The idea of burning the Quran brings me to another incendiary issue, the building of an Islamic Center a few blocks away from Ground Zero. To be honest with you, as much as I was against the Quran burning from the very beginning, I was on the fence about the Islamic Center being built next to the World Trade Center site. On one hand, sure, they have the legal right to build the Center, but then again, nobody is disputing that, and that is not even the issue of controversy. The real issue that has stirred so many passions from every political spectrum of our society is whether it is the right thing to build this center; given the fact that many people feel that it is insensitive to build a Muslim affiliated center so close to the place of an attack that was carried out in the name of Islam. I think President Obama said it best when he said that we are not at war with Islam, but with the terrorists who have distorted Islam. Thus, by being committed to this center, we can show to the radicals that America embraces and welcomes Islam in its midst; the real Islam, the Islam of peace and tolerance. While at the same time, it is the regimes like that of the Taliban, or al-Qaeda, or the current Iranian Government, or even our allies, the Saudis, who interpret Islam in such a way that would never allow the same level of freedom for Christians, Hindus, Jews, Baha'is, and Atheists under their rule as our society does.
Although it is important that the sensitivity of the people who were affected by 9/11 is respected in light of the Community Center, it appears that if one actually looks at the facts of the Community Center, that has already been done. From what I understand, the center is more about building inter-religious bridges, instead of burning Qurans, as the Florida Pastor wanted to do. The Center's interfaith component's name "Córdoba House" is supposed to invoke the peaceful coexistence of Muslims, Jews, and Christians in medieval Spain.

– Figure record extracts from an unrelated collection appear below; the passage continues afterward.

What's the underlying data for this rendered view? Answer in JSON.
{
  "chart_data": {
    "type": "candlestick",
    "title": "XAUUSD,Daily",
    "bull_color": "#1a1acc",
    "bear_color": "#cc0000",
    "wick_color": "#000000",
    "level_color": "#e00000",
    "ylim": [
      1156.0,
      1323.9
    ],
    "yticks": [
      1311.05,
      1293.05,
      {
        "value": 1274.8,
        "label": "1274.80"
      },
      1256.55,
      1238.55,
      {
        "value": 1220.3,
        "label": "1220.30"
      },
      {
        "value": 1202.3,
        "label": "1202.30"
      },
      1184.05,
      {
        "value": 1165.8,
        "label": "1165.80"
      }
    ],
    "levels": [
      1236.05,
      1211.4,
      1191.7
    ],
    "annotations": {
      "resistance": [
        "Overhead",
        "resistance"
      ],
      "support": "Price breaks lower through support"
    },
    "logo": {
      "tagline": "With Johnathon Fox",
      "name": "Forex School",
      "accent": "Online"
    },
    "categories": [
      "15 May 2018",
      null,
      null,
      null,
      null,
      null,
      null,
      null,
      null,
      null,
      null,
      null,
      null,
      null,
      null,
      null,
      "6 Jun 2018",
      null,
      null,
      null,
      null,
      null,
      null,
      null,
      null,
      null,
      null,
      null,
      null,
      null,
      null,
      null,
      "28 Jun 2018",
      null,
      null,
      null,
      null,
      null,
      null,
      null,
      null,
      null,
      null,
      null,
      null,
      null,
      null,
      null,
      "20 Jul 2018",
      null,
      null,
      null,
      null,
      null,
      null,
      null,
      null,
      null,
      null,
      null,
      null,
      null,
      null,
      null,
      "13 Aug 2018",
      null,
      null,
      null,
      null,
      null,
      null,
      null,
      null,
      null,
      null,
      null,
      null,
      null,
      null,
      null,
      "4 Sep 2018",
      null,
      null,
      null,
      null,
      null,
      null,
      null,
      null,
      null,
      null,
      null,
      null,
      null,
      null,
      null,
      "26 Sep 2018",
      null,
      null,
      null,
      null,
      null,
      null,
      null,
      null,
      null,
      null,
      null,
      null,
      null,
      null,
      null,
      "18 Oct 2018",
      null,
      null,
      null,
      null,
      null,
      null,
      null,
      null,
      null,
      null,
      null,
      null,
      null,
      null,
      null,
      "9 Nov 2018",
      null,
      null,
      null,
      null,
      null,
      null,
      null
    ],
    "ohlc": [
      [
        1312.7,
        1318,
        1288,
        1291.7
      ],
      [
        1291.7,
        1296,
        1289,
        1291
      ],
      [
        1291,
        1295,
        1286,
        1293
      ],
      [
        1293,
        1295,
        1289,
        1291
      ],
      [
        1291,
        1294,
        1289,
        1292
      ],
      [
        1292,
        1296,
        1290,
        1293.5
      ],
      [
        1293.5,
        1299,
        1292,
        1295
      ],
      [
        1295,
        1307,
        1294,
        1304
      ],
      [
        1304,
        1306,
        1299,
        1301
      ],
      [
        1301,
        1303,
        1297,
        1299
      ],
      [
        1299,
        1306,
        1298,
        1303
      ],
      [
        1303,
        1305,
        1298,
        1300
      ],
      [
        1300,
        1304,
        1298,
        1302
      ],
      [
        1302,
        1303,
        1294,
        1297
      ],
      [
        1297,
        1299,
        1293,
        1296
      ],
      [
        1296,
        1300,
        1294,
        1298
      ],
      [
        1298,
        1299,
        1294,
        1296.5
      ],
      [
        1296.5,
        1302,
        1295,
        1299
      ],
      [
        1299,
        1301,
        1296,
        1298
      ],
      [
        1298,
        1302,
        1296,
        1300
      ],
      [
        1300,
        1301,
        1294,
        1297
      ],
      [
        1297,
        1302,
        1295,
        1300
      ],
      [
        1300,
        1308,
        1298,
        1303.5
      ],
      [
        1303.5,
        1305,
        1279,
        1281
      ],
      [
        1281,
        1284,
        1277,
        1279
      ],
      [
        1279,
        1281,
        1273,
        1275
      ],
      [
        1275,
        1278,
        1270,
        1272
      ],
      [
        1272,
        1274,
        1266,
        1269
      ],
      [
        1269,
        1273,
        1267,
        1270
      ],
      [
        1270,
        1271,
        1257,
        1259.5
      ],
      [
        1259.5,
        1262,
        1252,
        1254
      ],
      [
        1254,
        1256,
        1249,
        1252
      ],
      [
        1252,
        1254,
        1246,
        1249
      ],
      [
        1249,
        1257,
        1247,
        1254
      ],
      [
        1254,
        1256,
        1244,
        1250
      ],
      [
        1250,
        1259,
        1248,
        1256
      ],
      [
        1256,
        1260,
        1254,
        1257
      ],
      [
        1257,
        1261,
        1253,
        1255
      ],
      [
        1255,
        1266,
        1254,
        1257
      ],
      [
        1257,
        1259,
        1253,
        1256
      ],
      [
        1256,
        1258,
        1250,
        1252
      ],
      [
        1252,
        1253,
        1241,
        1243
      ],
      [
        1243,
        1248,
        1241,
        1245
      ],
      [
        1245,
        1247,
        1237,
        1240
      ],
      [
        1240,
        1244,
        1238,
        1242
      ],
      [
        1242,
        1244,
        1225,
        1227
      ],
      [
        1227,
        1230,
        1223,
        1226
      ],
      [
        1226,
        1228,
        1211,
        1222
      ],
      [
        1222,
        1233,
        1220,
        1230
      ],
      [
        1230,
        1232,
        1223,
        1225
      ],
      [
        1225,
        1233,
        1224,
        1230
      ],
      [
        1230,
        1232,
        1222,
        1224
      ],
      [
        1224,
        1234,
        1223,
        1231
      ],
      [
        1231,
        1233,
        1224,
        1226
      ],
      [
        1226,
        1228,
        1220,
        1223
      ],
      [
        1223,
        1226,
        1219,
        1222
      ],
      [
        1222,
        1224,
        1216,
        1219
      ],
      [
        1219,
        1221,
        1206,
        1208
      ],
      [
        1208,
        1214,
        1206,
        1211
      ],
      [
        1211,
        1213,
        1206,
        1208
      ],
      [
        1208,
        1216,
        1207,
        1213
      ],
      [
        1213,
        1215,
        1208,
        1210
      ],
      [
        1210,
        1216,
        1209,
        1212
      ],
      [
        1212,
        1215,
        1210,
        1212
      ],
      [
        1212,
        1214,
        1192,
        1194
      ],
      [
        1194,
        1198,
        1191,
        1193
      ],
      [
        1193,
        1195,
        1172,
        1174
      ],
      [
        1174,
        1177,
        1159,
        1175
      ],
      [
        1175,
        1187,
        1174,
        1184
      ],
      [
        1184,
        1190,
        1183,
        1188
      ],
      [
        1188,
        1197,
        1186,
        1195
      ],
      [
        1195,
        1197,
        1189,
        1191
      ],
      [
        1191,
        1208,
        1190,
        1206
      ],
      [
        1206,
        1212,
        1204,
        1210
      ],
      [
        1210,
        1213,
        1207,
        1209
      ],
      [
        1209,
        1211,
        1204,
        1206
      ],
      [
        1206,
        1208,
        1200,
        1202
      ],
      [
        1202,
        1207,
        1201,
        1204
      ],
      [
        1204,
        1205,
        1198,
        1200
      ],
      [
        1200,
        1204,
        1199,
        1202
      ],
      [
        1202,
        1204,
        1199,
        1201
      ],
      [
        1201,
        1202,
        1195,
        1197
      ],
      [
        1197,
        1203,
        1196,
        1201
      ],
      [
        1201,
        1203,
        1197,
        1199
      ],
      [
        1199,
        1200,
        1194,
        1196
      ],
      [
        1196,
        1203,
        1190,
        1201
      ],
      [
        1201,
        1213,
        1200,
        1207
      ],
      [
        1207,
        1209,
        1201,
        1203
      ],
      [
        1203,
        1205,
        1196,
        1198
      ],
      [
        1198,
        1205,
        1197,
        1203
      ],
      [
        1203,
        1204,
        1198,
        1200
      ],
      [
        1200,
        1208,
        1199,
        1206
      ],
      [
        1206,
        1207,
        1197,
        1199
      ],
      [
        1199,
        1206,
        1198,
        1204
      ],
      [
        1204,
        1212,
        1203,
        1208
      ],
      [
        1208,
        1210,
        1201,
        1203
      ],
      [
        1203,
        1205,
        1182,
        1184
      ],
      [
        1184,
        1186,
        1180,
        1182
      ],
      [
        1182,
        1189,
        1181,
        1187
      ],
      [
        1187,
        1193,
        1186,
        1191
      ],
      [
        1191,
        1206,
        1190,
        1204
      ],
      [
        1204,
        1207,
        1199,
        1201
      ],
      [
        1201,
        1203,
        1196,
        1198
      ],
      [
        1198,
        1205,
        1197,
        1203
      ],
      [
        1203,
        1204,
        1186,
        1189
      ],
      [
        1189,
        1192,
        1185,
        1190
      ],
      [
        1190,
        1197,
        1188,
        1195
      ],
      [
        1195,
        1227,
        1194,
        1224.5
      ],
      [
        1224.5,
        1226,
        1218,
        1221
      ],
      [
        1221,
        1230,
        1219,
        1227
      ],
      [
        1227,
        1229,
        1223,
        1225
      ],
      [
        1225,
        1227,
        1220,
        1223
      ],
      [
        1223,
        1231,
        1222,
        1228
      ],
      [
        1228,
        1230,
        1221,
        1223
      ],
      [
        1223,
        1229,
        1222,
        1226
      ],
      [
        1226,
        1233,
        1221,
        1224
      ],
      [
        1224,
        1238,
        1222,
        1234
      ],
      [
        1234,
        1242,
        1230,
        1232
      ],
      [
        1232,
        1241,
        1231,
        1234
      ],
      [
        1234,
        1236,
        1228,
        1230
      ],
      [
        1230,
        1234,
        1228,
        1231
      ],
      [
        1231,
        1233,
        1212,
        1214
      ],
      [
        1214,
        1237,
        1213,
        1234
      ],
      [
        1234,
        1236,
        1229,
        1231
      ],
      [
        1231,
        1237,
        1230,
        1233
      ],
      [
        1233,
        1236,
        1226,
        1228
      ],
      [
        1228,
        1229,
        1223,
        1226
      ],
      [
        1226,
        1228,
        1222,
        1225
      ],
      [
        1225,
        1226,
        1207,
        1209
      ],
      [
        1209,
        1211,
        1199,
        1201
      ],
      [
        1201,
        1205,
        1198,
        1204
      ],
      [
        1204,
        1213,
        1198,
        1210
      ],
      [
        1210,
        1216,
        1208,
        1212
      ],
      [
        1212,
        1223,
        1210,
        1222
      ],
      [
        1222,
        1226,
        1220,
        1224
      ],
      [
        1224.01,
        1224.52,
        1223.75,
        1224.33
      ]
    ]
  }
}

After the United States defeated Nazism in Germany and the jingoistic imperialists of Japan, did we brand all Germans as Nazis and all Japanese as enemies of America? Of course not! We helped these two countries regain their own traditions and culture that existed before the taint of extremism, and these countries remain some of our strongest allies to this day. At the same time, when Bin Laden's al-Qaeda, a group that is much akin to Hitler's Germany attacked us on 9/11, we needed to go after them with words, and not swords. We cannot win the "hearts and minds" of a people by ignoring and trampling over their culture and lands. The only way to defeat an extremist ideology, whether that is a violent fatalistic perverted version of Islam of al-Qaeda and the Taliban or a perverted view of Shinto that was hijacked through the Emperor Worship of WWII era Japan, is to extend an open hand to the peaceful and tolerant strands of those same religions. On that fateful day, 19 men did not just hijack airplanes; they hijacked the religion and way of life of over a billion people. I want to be able to go back to that girl that I spoke with in the immediate aftermath of the attacks and reassure her and the Muslims living in the United States and around the world that America is on their side, and together we will build a better world of tolerance and understanding that will be respectful of traditional Muslim values and culture and not by using tanks, bombs, or oil diplomacy to destroy those same values and turn them into the violence witnessed on 9/11.